Sex, Primary Disease,Age, Date of admission,Other complications
M,Pneumonia, NA, 21/02/99, Diarhhea
F,(Hypertension,stroke), 56, NA, NA

My question is:

  1. How do I represent use this information of text:labels to a machine learning algorithm

  2. Do I need to do some manual labelling around the areas of interest in all the 1000 text files?

If yes then how and which method to use. (ie like <ADMISSION> was admitted on 21/02/99</ADMISSION> , <AGE>56-year-old</AGE> )

So basically how do I use this text:labels data to automate the filling of labels.

As far as I can tell the point is not to mark up the texts, but to extract the information represented by the annotations. This is an information extraction problem, and you should read up on techniques for this.
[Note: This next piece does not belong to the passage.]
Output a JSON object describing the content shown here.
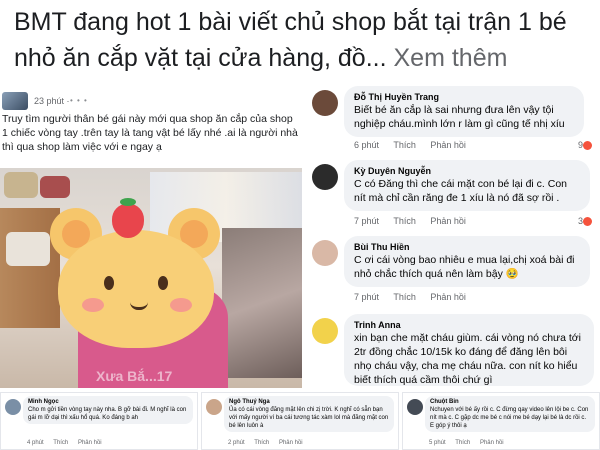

The CSV file contains the information you want to extract (your "gold standard", so you should start by splitting it into training (90%) and testing (10%) subsets.

There is a named entity recognition task in there: Recognize diseases, numbers, dates and gender. You could use an off-the shelf chunker, or find an annotated medical corpus and use it to train one. You can also use a mix of approaches; spotting words that reveal gender is something you could hand-code pretty easily, for example. Once you have all these words, you need some more work, for example, to distinguish the primary disease from the symptoms; the age from other numbers, and the date of admission from any other dates. This is probably best done as a separate classification task.

I recommend you now read through the nltk book , chapter by chapter, so that you have some idea of what the available techniques and tools are. It's the approach that matters, so don't get bogged down in comparisons of specific machine learning engines.

I'm afraid the algorithm that fills the gaps has not yet been invented. If the gaps were strongly correlated or had some sort of causality you might be able to model that with some sort of Bayesian model. Still with the amount of data you have this is pretty much impossible.

Now on the more practical side of things. You can take two approaches:

  1. Treat the problem as a document-level task in which case you can just take all rows with a label and train on them and infer the labels/values of the rest. You should look at Naïve Bayes, Multi-class SVM, MaxEnt, etc. for the categorical columns and linear regression for predicting the numerical values.
  2. Treat the problem as an information extraction task in which case you have to add the annotation you mentioned inside the text and train a sequence model. You should look at CRF, structured SVM, HMM, etc. Actually, you could look at some systems that adapt multiclass classifiers to sequence labeling tasks, eg SVMTool for POS tagging (can be adapted to most sequence labeling tasks).

Now about the problems, you will face. In 1. it is very unlikely that you will predict the date of the record with any algorithm. It might be possible to roughly predict the patient age as this is something that usually correlates with diseases, etc. And it's very very unlikely that you will be able to even set up the disease column as an entity extraction task.

If I have to solve your problem I would probably pick approach 2. which is imho the correct approach but could is also quite a bit of work. In that case, you will need to create markup annotations yourself. A good starting point is an annotation tool called brat . Once you have your annotations, you could develop a classifier in the style of CoNLL-2003 .

What you are trying to achieve seems quite a bit, especially with 1000 records. I think (depending on your data) you may be better off using ready products instead of building them yourself. There are open source and commercial products that might be able to use -- lexigram.io has an API, MetaMap and Apache cTAKES are state-of-the-art open source tools for clinical entity extraction.